There have been many studies investigating the relationship between Lp(a) and CHD. In some studies, risk of disease was increased by the interaction of Lp(a) with other lipid factors. A cross-sectional analysis of 750 men and 403 women Cardiovascular Disease Risk Tests - Commercial Medical Management Guideline concluded that, although neither Lp(a) nor homocysteine were individually associated with risk of CHD in women, the two factors interacted to increase risk; and the size of this effect was greater than what would be expected if the risk factors were operating either additively or exponentially. In men, both elevated Lp(a) and homocysteine appeared to be independent risk factors for CHD, but the presence of both factors did not confer additional risk (Foody, 2000).

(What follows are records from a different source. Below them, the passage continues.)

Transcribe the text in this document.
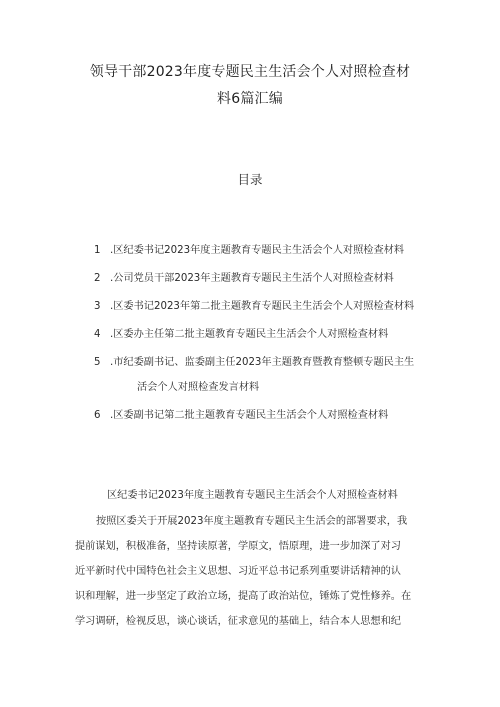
领导干部2023年度专题民主生活会个人对照检查材
料6篇汇编
目录
1 .区纪委书记2023年度主题教育专题民主生活会个人对照检查材料
2 .公司党员干部2023年主题教育专题民主生活个人对照检查材料
3 .区委书记2023年第二批主题教育专题民主生活会个人对照检查材料
4 .区委办主任第二批主题教育专题民主生活会个人对照检查材料
5 .市纪委副书记、监委副主任2023年主题教育暨教育整顿专题民主生
活会个人对照检查发言材料
6 .区委副书记第二批主题教育专题民主生活会个人对照检查材料
区纪委书记2023年度主题教育专题民主生活会个人对照检查材料
按照区委关于开展2023年度主题教育专题民主生活会的部署要求，我
提前谋划，积极准备，坚持读原著，学原文，悟原理，进一步加深了对习
近平新时代中国特色社会主义思想、习近平总书记系列重要讲话精神的认
识和理解，进一步坚定了政治立场，提高了政治站位，锤炼了党性修养。在
学习调研，检视反思，谈心谈话，征求意见的基础上，结合本人思想和纪
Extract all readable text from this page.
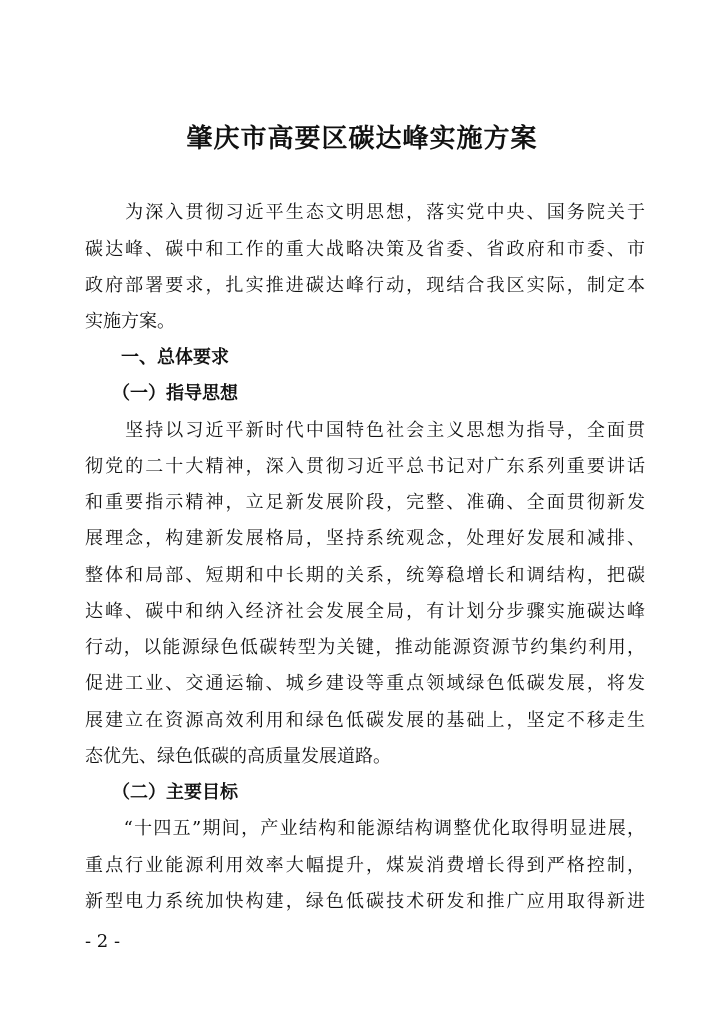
肇庆市高要区碳达峰实施方案
　　为深入贯彻习近平生态文明思想，落实党中央、国务院关于
碳达峰、碳中和工作的重大战略决策及省委、省政府和市委、市
政府部署要求，扎实推进碳达峰行动，现结合我区实际，制定本
实施方案。
　　一、总体要求
　　（一）指导思想
　　坚持以习近平新时代中国特色社会主义思想为指导，全面贯
彻党的二十大精神，深入贯彻习近平总书记对广东系列重要讲话
和重要指示精神，立足新发展阶段，完整、准确、全面贯彻新发
展理念，构建新发展格局，坚持系统观念，处理好发展和减排、
整体和局部、短期和中长期的关系，统筹稳增长和调结构，把碳
达峰、碳中和纳入经济社会发展全局，有计划分步骤实施碳达峰
行动，以能源绿色低碳转型为关键，推动能源资源节约集约利用，
促进工业、交通运输、城乡建设等重点领域绿色低碳发展，将发
展建立在资源高效利用和绿色低碳发展的基础上，坚定不移走生
态优先、绿色低碳的高质量发展道路。
　　（二）主要目标
　　“十四五”期间，产业结构和能源结构调整优化取得明显进展，
重点行业能源利用效率大幅提升，煤炭消费增长得到严格控制，
新型电力系统加快构建，绿色低碳技术研发和推广应用取得新进
- 2 -
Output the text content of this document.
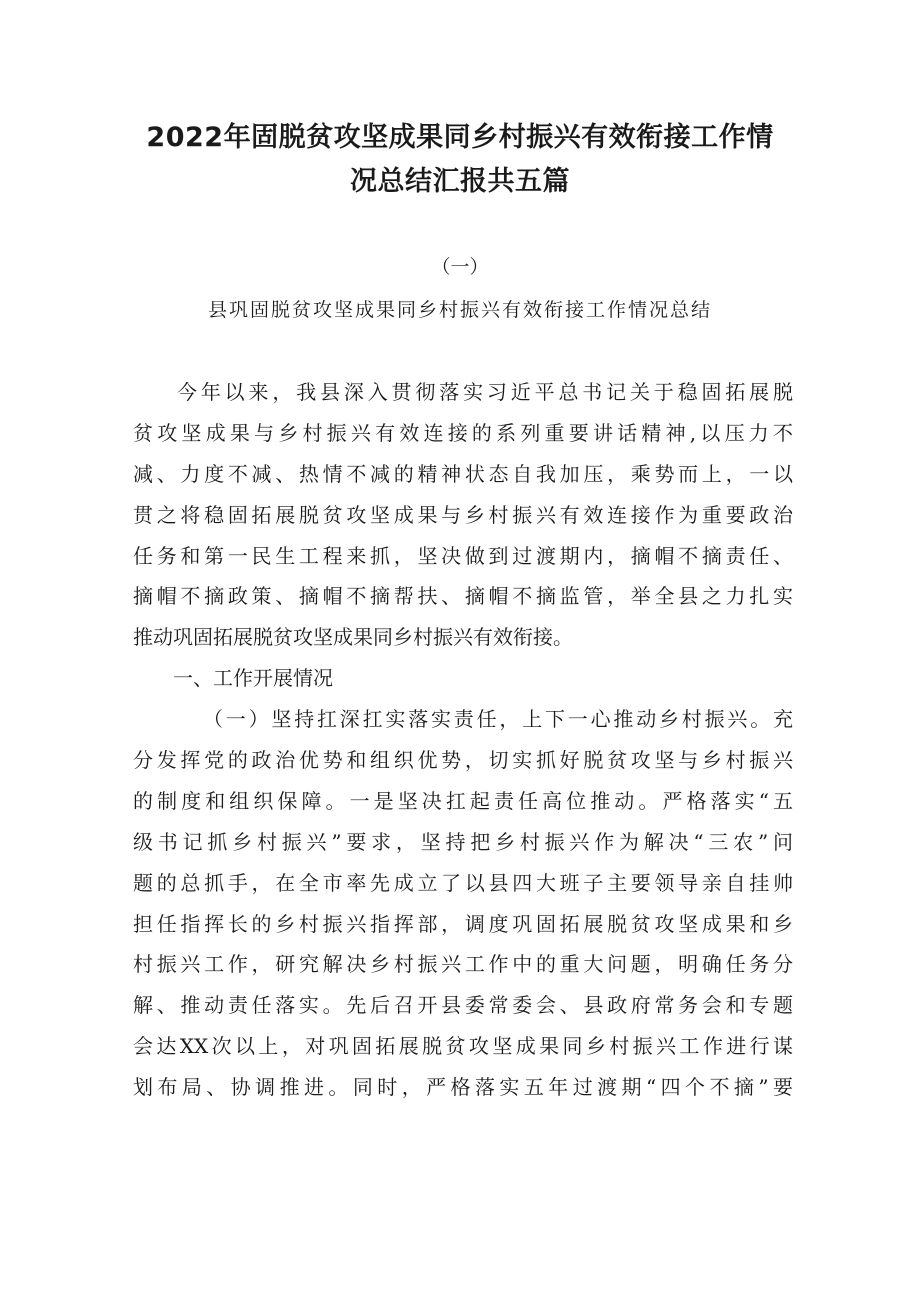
2022年固脱贫攻坚成果同乡村振兴有效衔接工作情
况总结汇报共五篇
（一）
县巩固脱贫攻坚成果同乡村振兴有效衔接工作情况总结
今年以来，我县深入贯彻落实习近平总书记关于稳固拓展脱
贫攻坚成果与乡村振兴有效连接的系列重要讲话精神,以压力不
减、力度不减、热情不减的精神状态自我加压，乘势而上，一以
贯之将稳固拓展脱贫攻坚成果与乡村振兴有效连接作为重要政治
任务和第一民生工程来抓，坚决做到过渡期内，摘帽不摘责任、
摘帽不摘政策、摘帽不摘帮扶、摘帽不摘监管，举全县之力扎实
推动巩固拓展脱贫攻坚成果同乡村振兴有效衔接。
一、工作开展情况
（一）坚持扛深扛实落实责任，上下一心推动乡村振兴。充
分发挥党的政治优势和组织优势，切实抓好脱贫攻坚与乡村振兴
的制度和组织保障。一是坚决扛起责任高位推动。严格落实“五
级书记抓乡村振兴”要求，坚持把乡村振兴作为解决“三农”问
题的总抓手，在全市率先成立了以县四大班子主要领导亲自挂帅
担任指挥长的乡村振兴指挥部，调度巩固拓展脱贫攻坚成果和乡
村振兴工作，研究解决乡村振兴工作中的重大问题，明确任务分
解、推动责任落实。先后召开县委常委会、县政府常务会和专题
会达XX次以上，对巩固拓展脱贫攻坚成果同乡村振兴工作进行谋
划布局、协调推进。同时，严格落实五年过渡期“四个不摘”要
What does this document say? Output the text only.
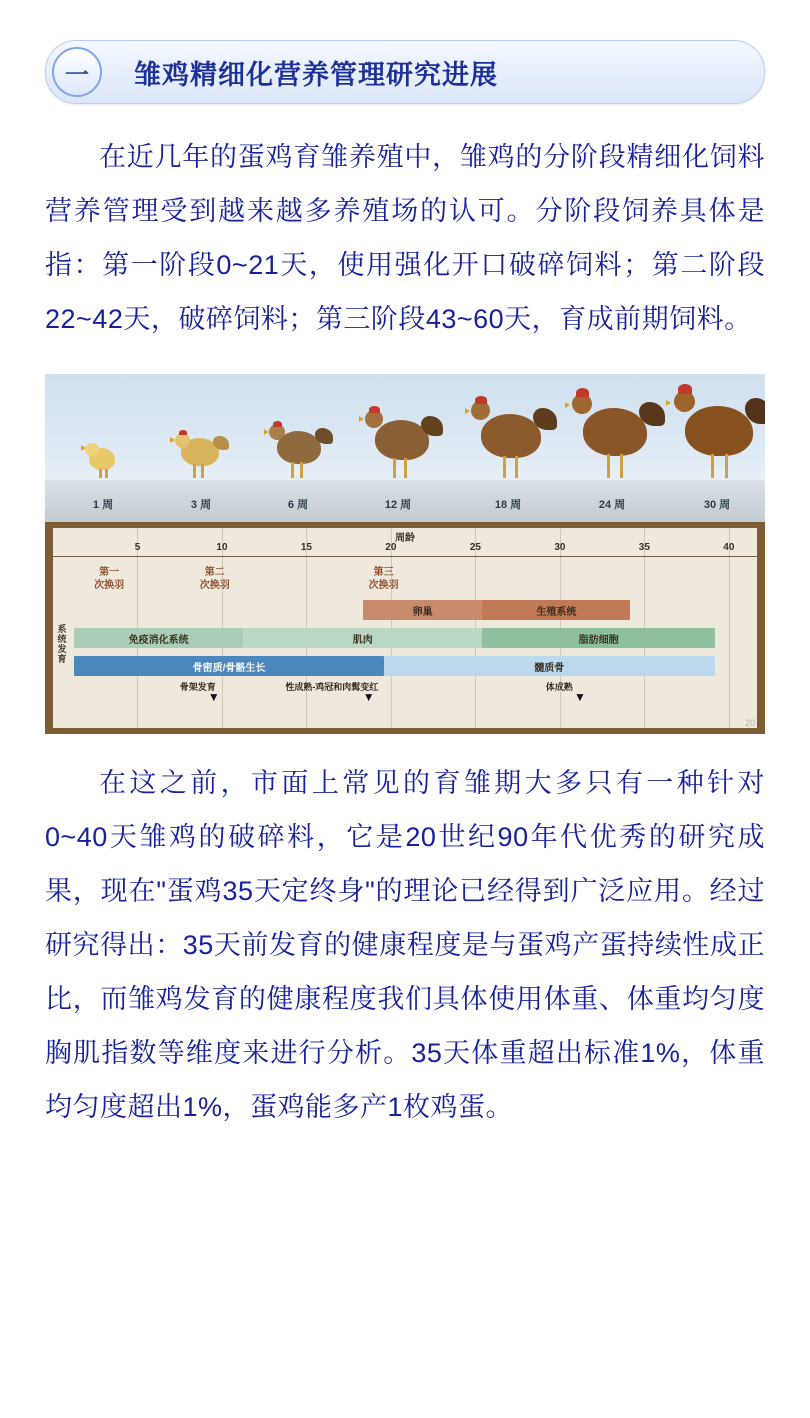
一	雏鸡精细化营养管理研究进展
在近几年的蛋鸡育雏养殖中，雏鸡的分阶段精细化饲料营养管理受到越来越多养殖场的认可。分阶段饲养具体是指：第一阶段0~21天，使用强化开口破碎饲料；第二阶段22~42天，破碎饲料；第三阶段43~60天，育成前期饲料。
1 周	3 周	6 周	12 周	18 周	24 周	30 周
周龄
5	10	15	20	25	30	35	40
第一
次换羽
第二
次换羽
第三
次换羽
系统发育
卵巢	生殖系统
免疫消化系统	肌肉	脂肪细胞
骨密质/骨骼生长	髓质骨
骨架发育
▼
性成熟-鸡冠和肉髯变红
▼
体成熟
▼
20
在这之前，市面上常见的育雏期大多只有一种针对0~40天雏鸡的破碎料，它是20世纪90年代优秀的研究成果，现在"蛋鸡35天定终身"的理论已经得到广泛应用。经过研究得出：35天前发育的健康程度是与蛋鸡产蛋持续性成正比，而雏鸡发育的健康程度我们具体使用体重、体重均匀度胸肌指数等维度来进行分析。35天体重超出标准1%，体重均匀度超出1%，蛋鸡能多产1枚鸡蛋。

The PRIME study was a prospective five-year cohort study of 9,133 French and Northern Irish men who were between the ages of 50-59 at the start of the study, had no history of coronary heart disease and were not on any lipid lowering drug therapy. On entry in the study, the Lp(a) was measured along with other traditional laboratory cardiovascular risk factors such as LDL and HDL cholesterol, and triglycerides. Previous comparisons of different studies looking at the relationship of Lp(a) and CHD were inconsistent due to various procedures for determining plasma Lp(a) and the absence of standardization of Lp(a) measurement. In the study, the measurements of Lp(a) were all performed in the same laboratory with fresh plasma. The authors reported the association between Lp(a) and CHD to be independent of other risk factors but that there was also a significant interaction between high levels of Lp(a) and increasing LDL-cholesterol.
The study results concluded that Lp(a) was significant in predicting increased risk of myocardial infarction and angina pectoris (Luc 2002).
The Atherosclerosis Risk in the Communities (ARIC) Study reported a follow-up after ten years in which 725 coronary heart disease (CHD) events occurred in 12,339 middle-aged participants who were initially identified as free of CHD.